Optimality-based reward learning with applications to toxicology

In toxicology research, experiments are often conducted to determine the effect of toxicant exposure on the behavior of mice, where mice are randomized to receive the toxicant or not. In particular, in fixed interval experiments, one provides a mouse reinforcers (e.g., a food pellet), contingent upon some action taken by the mouse (e.g., a press of a lever), but the reinforcers are only provided after fixed time intervals. Often, to analyze fixed interval experiments, one specifies and then estimates the conditional state-action distribution (e.g., using an ANOVA). This existing approach, which in the reinforcement learning framework would be called modeling the mouse's "behavioral policy," is sensitive to misspecification. It is likely that any model for the behavioral policy is misspecified; a mapping from a mouse's exposure to their actions can be highly complex. In this work, we avoid specifying the behavioral policy by instead learning the mouse's reward function. Specifying a reward function is as challenging as specifying a behavioral policy, but we propose a novel approach that incorporates knowledge of the optimal behavior, which is often known to the experimenter, to avoid specifying the reward function itself. In particular, we define the reward as a divergence of the mouse's actions from optimality, where the representations of the action and optimality can be arbitrarily complex.

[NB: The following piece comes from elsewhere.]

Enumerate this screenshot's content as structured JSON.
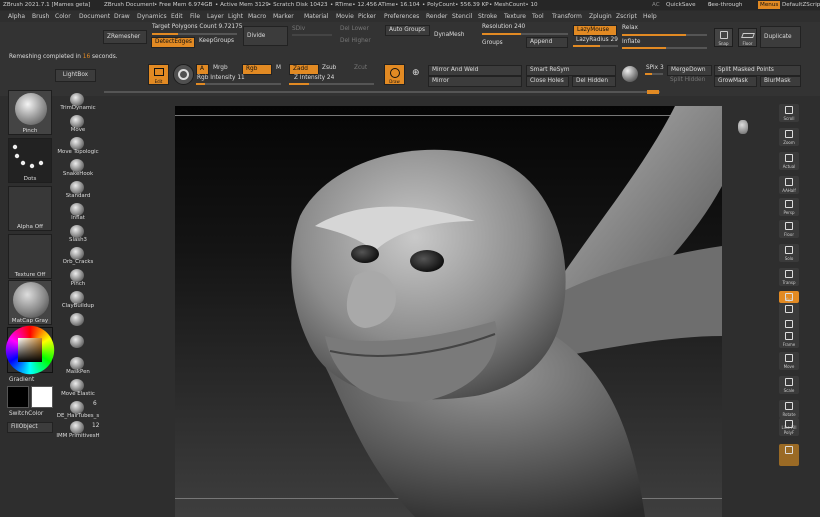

The parameters of the reward function then serve as a measure of the mouse's tolerance for divergence from optimality, which is a novel summary of the impact of the exposure. The parameter itself is scalar, and the proposed objective function is differentiable, allowing us to benefit from typical results on consistency of parametric estimators while making very few assumptions.

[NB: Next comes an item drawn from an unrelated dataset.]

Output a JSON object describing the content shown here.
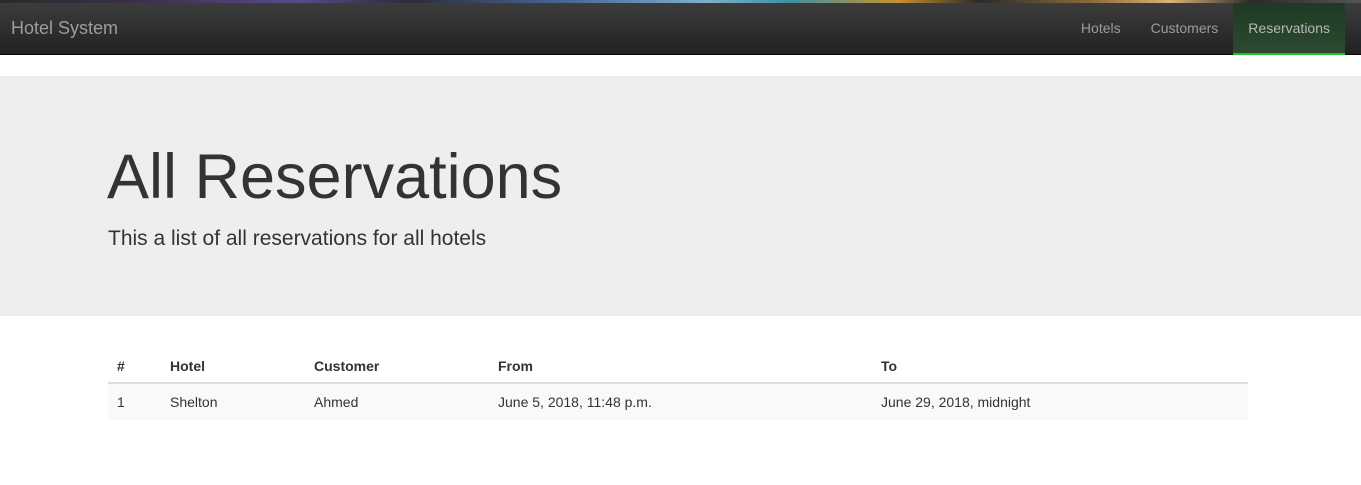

翻译：在毒理学研究中，常通过实验确定毒物暴露对小鼠行为的影响，实验中小鼠被随机分配到接受毒物或未接受毒物的组别。特别是在固定间隔实验中，小鼠需执行特定动作（如按压杠杆）才能获得强化物（如食物颗粒），但强化物仅在固定时间间隔后提供。为分析固定间隔实验，通常需要先设定并估计条件状态-动作分布（例如使用方差分析）。这种现有方法在强化学习框架中相当于建模小鼠的"行为策略"，但容易受到模型设定错误的影响。由于从小鼠暴露到其行为的映射可能极为复杂，任何行为策略模型都极可能存在设定偏差。本研究通过学习小鼠的奖励函数来避免指定行为策略。尽管设定奖励函数与设定行为策略同样困难，但我们提出了一种创新方法：利用实验者通常已知的最优行为知识来规避直接设定奖励函数。具体而言，我们将奖励定义为小鼠行为与最优行为之间的偏离度，其中动作表征和最优性表征可采用任意复杂形式。奖励函数的参数可作为衡量小鼠对最优偏离容忍度的指标，这构成了毒物暴露影响的新型量化总结。该参数本身为标量，且所提出的目标函数可微，这使得我们在极少的假设条件下仍能利用参数估计量一致性的典型结论。